Let's let HPh equal phenol with H representing the hydrogen that ionizes and Ph representing the remainder of phenol.
HPh ==> H^+ + Ph^-
Write the Ka expression.
Ka = 1 x 10^-10 = [(H^+)(Ph^-)]/(HPh)
Before the ionization (HPh) = 0.106 M.
Before the ionization (H^+)=(Ph^-)=0
After ionization, (H^+)= x
(Ph^-) = x
(HPh) = 0.106 - x
Plug these variables into the Ka expression and solve for x = (H^+).
Then convert (H^+) to pH with pH = - log(H^+). Post your work if you get stuck.
pH= -log(1.0x10^-10) + log x/0.106-x.
how??
To calculate the pH of a solution, we need to determine the concentration of H+ ions in the solution.
In this case, we are given the concentration of phenol (C6H5OH) in the solution, which is 0.106 M. Phenol is a weak acid, and we are given its Ka value, which is 1.0 x 10^-10.
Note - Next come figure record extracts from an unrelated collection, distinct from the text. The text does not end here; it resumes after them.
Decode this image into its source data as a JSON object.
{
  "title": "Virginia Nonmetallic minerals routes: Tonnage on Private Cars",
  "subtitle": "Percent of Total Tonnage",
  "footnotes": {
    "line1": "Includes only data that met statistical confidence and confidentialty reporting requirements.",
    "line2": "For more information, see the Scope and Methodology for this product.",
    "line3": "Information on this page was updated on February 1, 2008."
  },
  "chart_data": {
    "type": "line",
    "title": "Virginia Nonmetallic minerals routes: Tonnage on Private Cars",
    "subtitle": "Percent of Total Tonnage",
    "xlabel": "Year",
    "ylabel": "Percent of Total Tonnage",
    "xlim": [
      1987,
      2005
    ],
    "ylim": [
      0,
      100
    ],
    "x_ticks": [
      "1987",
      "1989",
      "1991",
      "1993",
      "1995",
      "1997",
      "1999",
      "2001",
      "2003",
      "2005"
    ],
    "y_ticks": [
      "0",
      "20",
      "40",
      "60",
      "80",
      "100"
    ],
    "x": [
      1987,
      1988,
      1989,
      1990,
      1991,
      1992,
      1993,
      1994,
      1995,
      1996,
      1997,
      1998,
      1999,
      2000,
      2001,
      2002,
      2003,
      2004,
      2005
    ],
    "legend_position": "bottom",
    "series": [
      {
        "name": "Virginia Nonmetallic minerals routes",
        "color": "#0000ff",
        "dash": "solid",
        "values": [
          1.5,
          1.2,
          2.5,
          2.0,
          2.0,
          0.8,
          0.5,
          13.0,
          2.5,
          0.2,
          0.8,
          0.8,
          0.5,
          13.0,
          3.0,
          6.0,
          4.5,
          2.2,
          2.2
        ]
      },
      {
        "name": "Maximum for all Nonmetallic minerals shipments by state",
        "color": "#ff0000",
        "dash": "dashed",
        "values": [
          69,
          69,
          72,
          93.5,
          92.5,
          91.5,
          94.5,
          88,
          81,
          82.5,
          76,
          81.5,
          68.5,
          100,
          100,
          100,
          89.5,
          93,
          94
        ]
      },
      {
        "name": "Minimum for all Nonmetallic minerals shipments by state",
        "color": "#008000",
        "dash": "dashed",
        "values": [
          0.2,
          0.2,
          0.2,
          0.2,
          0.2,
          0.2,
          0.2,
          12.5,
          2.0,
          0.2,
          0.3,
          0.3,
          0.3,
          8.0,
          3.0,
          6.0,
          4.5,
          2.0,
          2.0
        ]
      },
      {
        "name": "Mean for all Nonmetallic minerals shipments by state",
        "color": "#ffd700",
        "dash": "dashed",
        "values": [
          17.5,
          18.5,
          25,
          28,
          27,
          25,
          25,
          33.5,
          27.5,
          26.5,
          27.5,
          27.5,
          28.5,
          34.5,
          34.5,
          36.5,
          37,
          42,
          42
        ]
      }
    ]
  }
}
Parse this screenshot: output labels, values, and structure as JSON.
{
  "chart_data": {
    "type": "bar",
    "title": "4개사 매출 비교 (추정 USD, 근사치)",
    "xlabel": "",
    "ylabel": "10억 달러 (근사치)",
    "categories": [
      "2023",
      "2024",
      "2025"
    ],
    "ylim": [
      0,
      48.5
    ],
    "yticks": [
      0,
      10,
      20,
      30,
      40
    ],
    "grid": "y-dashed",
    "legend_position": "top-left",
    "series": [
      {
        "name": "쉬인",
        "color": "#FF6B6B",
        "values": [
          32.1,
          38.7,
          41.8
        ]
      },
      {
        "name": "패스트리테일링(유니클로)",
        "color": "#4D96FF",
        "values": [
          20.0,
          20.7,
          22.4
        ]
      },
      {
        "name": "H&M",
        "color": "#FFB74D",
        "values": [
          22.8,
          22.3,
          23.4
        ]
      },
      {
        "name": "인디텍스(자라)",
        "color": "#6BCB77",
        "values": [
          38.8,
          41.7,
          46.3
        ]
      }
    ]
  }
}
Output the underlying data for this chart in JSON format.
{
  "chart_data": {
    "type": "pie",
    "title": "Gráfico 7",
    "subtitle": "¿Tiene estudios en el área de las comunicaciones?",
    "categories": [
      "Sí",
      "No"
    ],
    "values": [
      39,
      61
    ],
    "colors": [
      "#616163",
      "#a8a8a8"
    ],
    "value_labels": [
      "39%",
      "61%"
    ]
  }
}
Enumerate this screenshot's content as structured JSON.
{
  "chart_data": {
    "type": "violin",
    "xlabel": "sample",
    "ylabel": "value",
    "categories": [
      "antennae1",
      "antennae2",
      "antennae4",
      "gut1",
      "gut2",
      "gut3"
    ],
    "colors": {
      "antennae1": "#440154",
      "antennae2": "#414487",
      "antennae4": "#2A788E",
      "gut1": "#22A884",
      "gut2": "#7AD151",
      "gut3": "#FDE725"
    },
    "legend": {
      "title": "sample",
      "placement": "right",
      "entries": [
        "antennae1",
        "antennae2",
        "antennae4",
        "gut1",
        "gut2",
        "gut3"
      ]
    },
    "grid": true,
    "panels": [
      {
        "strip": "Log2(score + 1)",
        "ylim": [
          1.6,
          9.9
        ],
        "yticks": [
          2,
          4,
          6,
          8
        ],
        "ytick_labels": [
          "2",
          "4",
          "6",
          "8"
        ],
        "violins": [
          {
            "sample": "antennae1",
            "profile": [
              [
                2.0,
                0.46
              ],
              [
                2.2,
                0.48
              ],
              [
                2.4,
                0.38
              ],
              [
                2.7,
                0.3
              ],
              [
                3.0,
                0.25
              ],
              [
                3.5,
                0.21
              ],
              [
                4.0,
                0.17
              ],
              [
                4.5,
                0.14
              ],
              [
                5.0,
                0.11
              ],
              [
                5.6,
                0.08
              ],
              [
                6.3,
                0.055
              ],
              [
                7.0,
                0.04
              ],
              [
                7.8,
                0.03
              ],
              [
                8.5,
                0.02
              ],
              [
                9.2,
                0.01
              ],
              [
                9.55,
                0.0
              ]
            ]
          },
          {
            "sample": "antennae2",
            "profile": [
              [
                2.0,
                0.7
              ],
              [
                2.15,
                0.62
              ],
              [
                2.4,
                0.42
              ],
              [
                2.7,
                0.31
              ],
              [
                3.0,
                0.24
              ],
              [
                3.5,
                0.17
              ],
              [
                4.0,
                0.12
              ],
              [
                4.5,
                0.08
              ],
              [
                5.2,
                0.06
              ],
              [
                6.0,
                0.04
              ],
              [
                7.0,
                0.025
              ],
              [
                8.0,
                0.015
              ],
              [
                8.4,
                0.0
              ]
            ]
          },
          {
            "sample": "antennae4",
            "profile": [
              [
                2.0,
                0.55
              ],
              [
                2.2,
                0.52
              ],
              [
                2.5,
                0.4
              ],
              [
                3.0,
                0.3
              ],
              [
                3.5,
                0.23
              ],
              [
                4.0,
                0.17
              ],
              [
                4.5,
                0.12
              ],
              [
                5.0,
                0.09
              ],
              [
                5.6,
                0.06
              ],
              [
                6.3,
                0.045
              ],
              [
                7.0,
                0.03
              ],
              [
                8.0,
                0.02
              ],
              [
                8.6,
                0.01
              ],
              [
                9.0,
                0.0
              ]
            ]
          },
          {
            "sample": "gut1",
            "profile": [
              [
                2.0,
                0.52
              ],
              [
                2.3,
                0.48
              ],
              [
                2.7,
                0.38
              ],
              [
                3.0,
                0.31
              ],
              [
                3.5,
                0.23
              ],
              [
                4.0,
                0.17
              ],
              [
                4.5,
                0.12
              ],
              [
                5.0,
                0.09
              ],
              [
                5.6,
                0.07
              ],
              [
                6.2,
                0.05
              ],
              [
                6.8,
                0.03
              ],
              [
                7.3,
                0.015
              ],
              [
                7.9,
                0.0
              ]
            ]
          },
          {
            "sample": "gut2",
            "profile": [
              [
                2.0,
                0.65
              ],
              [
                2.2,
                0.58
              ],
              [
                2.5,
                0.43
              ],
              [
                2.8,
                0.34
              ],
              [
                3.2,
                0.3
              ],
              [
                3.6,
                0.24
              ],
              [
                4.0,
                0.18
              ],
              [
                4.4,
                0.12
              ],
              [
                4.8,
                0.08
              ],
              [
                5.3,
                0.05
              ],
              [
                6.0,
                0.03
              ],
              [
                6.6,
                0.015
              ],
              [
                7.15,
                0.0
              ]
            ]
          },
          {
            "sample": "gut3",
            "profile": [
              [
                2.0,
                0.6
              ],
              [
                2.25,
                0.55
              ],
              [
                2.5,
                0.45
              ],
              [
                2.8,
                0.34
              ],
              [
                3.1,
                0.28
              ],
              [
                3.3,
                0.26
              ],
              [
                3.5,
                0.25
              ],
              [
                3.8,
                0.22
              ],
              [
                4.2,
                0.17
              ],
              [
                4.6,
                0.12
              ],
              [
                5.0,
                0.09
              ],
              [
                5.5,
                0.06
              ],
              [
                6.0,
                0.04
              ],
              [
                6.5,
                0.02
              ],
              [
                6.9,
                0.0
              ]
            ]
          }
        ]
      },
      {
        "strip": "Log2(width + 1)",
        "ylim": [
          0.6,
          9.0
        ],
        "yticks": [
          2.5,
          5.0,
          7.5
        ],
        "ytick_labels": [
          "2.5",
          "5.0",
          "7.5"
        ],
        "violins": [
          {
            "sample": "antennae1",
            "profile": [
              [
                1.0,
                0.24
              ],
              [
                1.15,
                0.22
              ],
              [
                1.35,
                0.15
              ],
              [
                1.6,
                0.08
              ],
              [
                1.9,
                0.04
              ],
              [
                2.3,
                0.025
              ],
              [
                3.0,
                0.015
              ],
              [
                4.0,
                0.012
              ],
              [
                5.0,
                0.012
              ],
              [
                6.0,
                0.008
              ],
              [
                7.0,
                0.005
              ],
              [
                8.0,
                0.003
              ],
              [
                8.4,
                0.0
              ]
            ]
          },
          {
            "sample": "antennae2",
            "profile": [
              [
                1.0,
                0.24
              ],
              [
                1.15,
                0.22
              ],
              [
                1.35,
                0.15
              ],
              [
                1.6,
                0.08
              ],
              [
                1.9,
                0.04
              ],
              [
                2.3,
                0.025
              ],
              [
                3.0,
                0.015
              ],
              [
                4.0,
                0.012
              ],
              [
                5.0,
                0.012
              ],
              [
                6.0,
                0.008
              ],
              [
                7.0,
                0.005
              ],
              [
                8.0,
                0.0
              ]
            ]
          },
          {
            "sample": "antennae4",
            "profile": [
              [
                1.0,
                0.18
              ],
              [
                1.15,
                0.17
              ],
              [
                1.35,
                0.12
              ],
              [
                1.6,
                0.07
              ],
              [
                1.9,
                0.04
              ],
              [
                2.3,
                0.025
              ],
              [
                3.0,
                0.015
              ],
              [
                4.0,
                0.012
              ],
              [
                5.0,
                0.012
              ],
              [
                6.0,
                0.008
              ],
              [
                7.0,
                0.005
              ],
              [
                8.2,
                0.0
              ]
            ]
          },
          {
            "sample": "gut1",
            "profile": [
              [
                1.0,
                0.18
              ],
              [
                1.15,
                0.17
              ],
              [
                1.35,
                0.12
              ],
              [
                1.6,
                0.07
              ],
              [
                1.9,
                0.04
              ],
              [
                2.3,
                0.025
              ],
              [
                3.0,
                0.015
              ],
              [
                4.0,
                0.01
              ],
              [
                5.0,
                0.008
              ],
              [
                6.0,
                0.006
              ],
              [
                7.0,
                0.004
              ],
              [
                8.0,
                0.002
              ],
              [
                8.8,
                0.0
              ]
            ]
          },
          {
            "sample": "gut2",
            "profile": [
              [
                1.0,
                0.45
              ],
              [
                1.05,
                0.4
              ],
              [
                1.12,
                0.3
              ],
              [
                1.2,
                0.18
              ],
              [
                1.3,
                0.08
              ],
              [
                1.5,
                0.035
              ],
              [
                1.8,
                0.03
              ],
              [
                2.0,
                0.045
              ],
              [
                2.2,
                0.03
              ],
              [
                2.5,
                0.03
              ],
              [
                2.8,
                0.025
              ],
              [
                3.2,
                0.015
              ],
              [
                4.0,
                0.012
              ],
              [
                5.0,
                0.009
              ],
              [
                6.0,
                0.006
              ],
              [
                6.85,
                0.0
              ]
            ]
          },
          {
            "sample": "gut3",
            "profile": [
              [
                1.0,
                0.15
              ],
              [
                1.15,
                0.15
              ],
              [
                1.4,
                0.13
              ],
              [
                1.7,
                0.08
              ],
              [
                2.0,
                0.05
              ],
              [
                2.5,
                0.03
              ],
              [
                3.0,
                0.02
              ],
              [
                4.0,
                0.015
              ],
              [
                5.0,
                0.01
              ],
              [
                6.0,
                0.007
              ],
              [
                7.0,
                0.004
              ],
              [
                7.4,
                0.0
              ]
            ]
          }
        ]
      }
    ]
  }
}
Phenol can undergo the following equilibrium reaction with water:
C6H5OH (aq) + H2O (l) ⇌ C6H5O- (aq) + H3O+ (aq)
According to the Ka expression, Ka = [C6H5O-][H3O+]/[C6H5OH].
To solve for [H3O+], we can assume that the [C6H5O-] concentration is negligible compared to the [C6H5OH] concentration since phenol is a weak acid. Therefore, we can simplify the expression as:
Ka = [H3O+]^2 / [C6H5OH]
Solving for [H3O+], we get:
[H3O+]^2 = Ka * [C6H5OH] = (1.0 x 10^-10)(0.106)
[H3O+] = √(1.0 x 10^-10)(0.106)
[H3O+] ≈ 3.26 x 10^-6 M
Since pH is defined as -log[H3O+], we can calculate the pH as:
pH = -log(3.26 x 10^-6)
pH ≈ 5.49
Therefore, the pH of the solution is approximately 5.49.